Andrew Willshire

The price of the SNP’s Brexit strategy

Nicola Sturgeon’s indication that SNP MPs will back a second vote on Brexit might be clever politics but it is likely to stir up further animosity among English voters towards the Scots. Consider the Future of England survey, which shows that 88 per cent of English Leave voters (and 52 per cent of all English voters) would accept the break-up of the UK so long as England leaves the EU. Some might suggest that the poll is further evidence of the Little Englander mentality that will ineluctably drive the Scots to secede from the Union. But does it instead reveal something else? Perhaps, it would seem, English voters are getting as tired as most Scots are of the SNP’s constitutional wrangling.

The 2014 independence referendum ended in defeat for the nationalists, but it was a close-run thing. The Scottish Labour-dominated Better Together campaign, unwilling to mobilise such bourgeois constructs as Flag and Family, foolishly concentrated almost exclusively on finance: you won’t have a currency, you won’t be in the EU any more, your economy will collapse. It’s no surprise that the SNP’s flag-waving Braveheart fantasy was a better story. But be that as it may, the Scottish people voted in their “once in a generation” referendum to remain part of the United Kingdom, to remain “British”.

The Brexit referendum that followed two years later stirred matters up again. Despite how Nicola Sturgeon would present it, Scotland’s vote was not unanimous, splitting 62/38 for Remain compared to 48/52 for the entire UK. This is a significant majority, of course, but only among a sub-group of the whole British electorate. There may also have been a significant segment of Scots who would normally have voted to Leave but who voted Remain in an attempt to avoid reinvigorating the independence debate. The fact that there was no subsequent bump in support for independence lends some support to that thesis.

In an ideal world, we would now be in a situation where everyone accepted that the Scots voted to remain British, that the British voted to leave Europe, and the SNP were now free to concentrate fully on screwing up Scotland’s health, education, transport and policing. Instead, these two outcomes are set to be pitched against each other in perpetuity.

In a recent interview with ITV, Nicola Sturgeon claimed that Scotland’s ‘voice is lost in the bigger UK’, describing it as a ‘democratic deficit’. In fact, this is just the standard compromise present in any democracy.

The voices that insist ‘Scotland voted to Remain, and that should be respected’ are also, in a sense, saying that the Scots are still a people apart and that their Britishness should not be taken as unquestioned. I can see why the Nationalists are fond of that argument as it opens the door to a second independence referendum.
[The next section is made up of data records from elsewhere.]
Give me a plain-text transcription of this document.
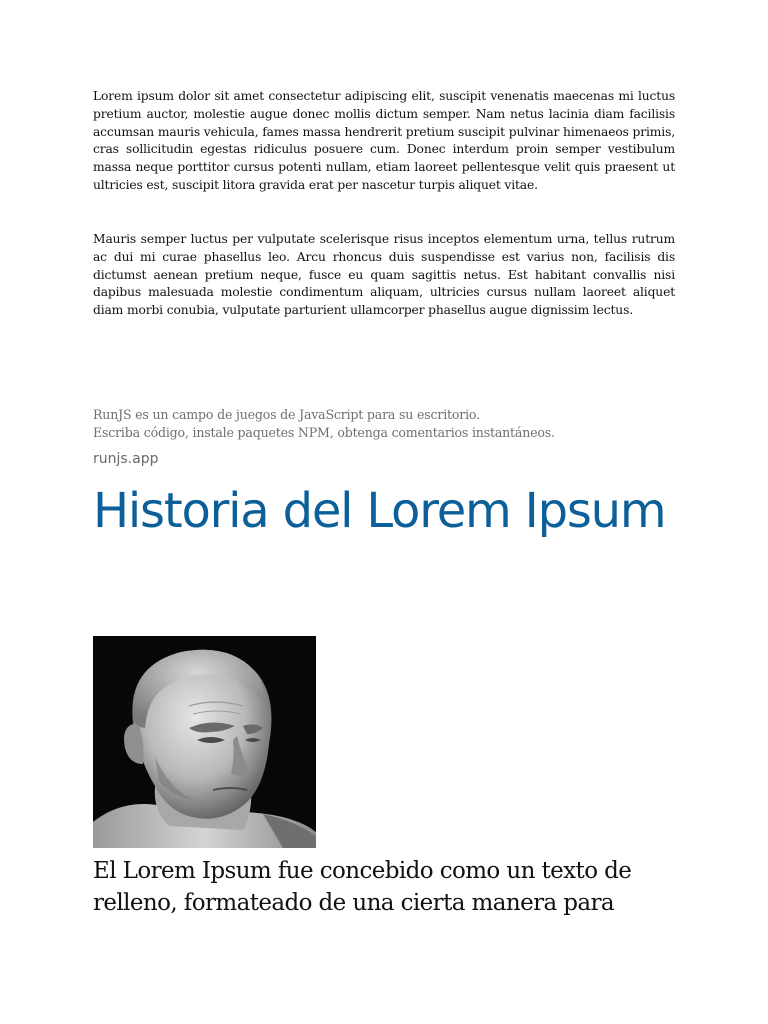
Lorem ipsum dolor sit amet consectetur adipiscing elit, suscipit venenatis maecenas mi luctus pretium auctor, molestie augue donec mollis dictum semper. Nam netus lacinia diam facilisis accumsan mauris vehicula, fames massa hendrerit pretium suscipit pulvinar himenaeos primis, cras sollicitudin egestas ridiculus posuere cum. Donec interdum proin semper vestibulum massa neque porttitor cursus potenti nullam, etiam laoreet pellentesque velit quis praesent ut ultricies est, suscipit litora gravida erat per nascetur turpis aliquet vitae.

Mauris semper luctus per vulputate scelerisque risus inceptos elementum urna, tellus rutrum ac dui mi curae phasellus leo. Arcu rhoncus duis suspendisse est varius non, facilisis dis dictumst aenean pretium neque, fusce eu quam sagittis netus. Est habitant convallis nisi dapibus malesuada molestie condimentum aliquam, ultricies cursus nullam laoreet aliquet diam morbi conubia, vulputate parturient ullamcorper phasellus augue dignissim lectus.

RunJS es un campo de juegos de JavaScript para su escritorio.
Escriba código, instale paquetes NPM, obtenga comentarios instantáneos.
runjs.app
Historia del Lorem Ipsum

El Lorem Ipsum fue concebido como un texto de
relleno, formateado de una cierta manera para
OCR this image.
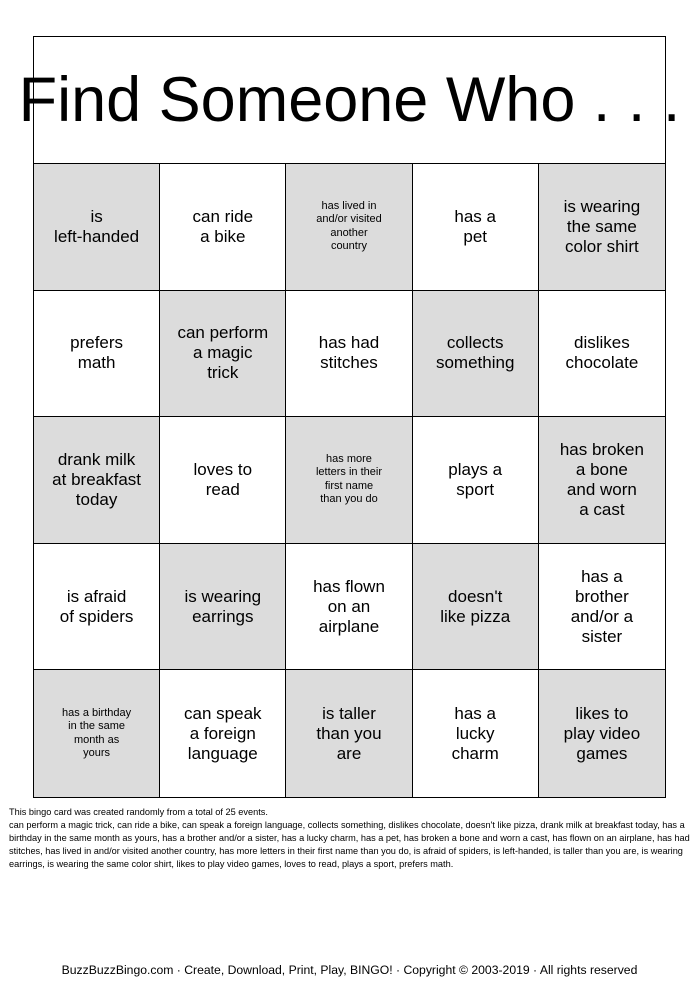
Find Someone Who . . .
is
left-handed
can ride
a bike
has lived in
and/or visited
another
country
has a
pet
is wearing
the same
color shirt
prefers
math
can perform
a magic
trick
has had
stitches
collects
something
dislikes
chocolate
drank milk
at breakfast
today
loves to
read
has more
letters in their
first name
than you do
plays a
sport
has broken
a bone
and worn
a cast
is afraid
of spiders
is wearing
earrings
has flown
on an
airplane
doesn't
like pizza
has a
brother
and/or a
sister
has a birthday
in the same
month as
yours
can speak
a foreign
language
is taller
than you
are
has a
lucky
charm
likes to
play video
games

This bingo card was created randomly from a total of 25 events.

can perform a magic trick, can ride a bike, can speak a foreign language, collects something, dislikes chocolate, doesn't like pizza, drank milk at breakfast today, has a birthday in the same month as yours, has a brother and/or a sister, has a lucky charm, has a pet, has broken a bone and worn a cast, has flown on an airplane, has had stitches, has lived in and/or visited another country, has more letters in their first name than you do, is afraid of spiders, is left-handed, is taller than you are, is wearing earrings, is wearing the same color shirt, likes to play video games, loves to read, plays a sport, prefers math.

BuzzBuzzBingo.com · Create, Download, Print, Play, BINGO! · Copyright © 2003-2019 · All rights reserved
But it baffles me why some Scottish Unionist commentators share it.

Take this from Alex Massie for example:

[…] Those of us who had good seats for the United Kingdom’s near-death experience in 2014 have reason to peer across the border and feel as though we have been let down. This isn’t a demand to cancel Brexit; it is something more modest […]; a simple suggestion that the order of precedence be rethought and rearranged. If you liked or valued the United Kingdom, Leavers, you might place greater emphasis on its survival.

In other words, English Unionists who voted to leave the EU aren’t proper Unionists at all, otherwise they would have paid more regard to Scottish sentiment before voting for Brexit. Yet it’s not a contradiction to be a Brexiteer Unionist; if you have a strong belief in the UK, then logically you wish for it neither to be torn apart nor swallowed up into a supranational entity. But those voices – nationalist and unionist – that insist otherwise, demanding that the presence of the Scots in the Union should disproportionately weigh on the decision that Britain makes as a whole, are effectively stating that the opinion of a Scot must count for more than that of any other Brit.

So it would be hardly surprising if, as a result, some English voters become increasingly indifferent to their closest neighbours. A political union, like a family, can maintain solidarity despite almost any disparity in spending, political imbalance, or in the degree of affection or indifference. But what it cannot bear is a group that thinks that they count for more than anyone else. If some English voters are cooling in their attitude to the Scots, I fear that is a problem created, not by Brexiteers in England, but north of the border by the SNP. With Ian Blackford threatening “maximum disruption” unless the rest of the union comes to heel, it’s clear that the SNP know this. To combat their mendacity disguised as principle, the rest of us need to concentrate more on what, literally, unites us – the equality that each of us possesses as British citizens.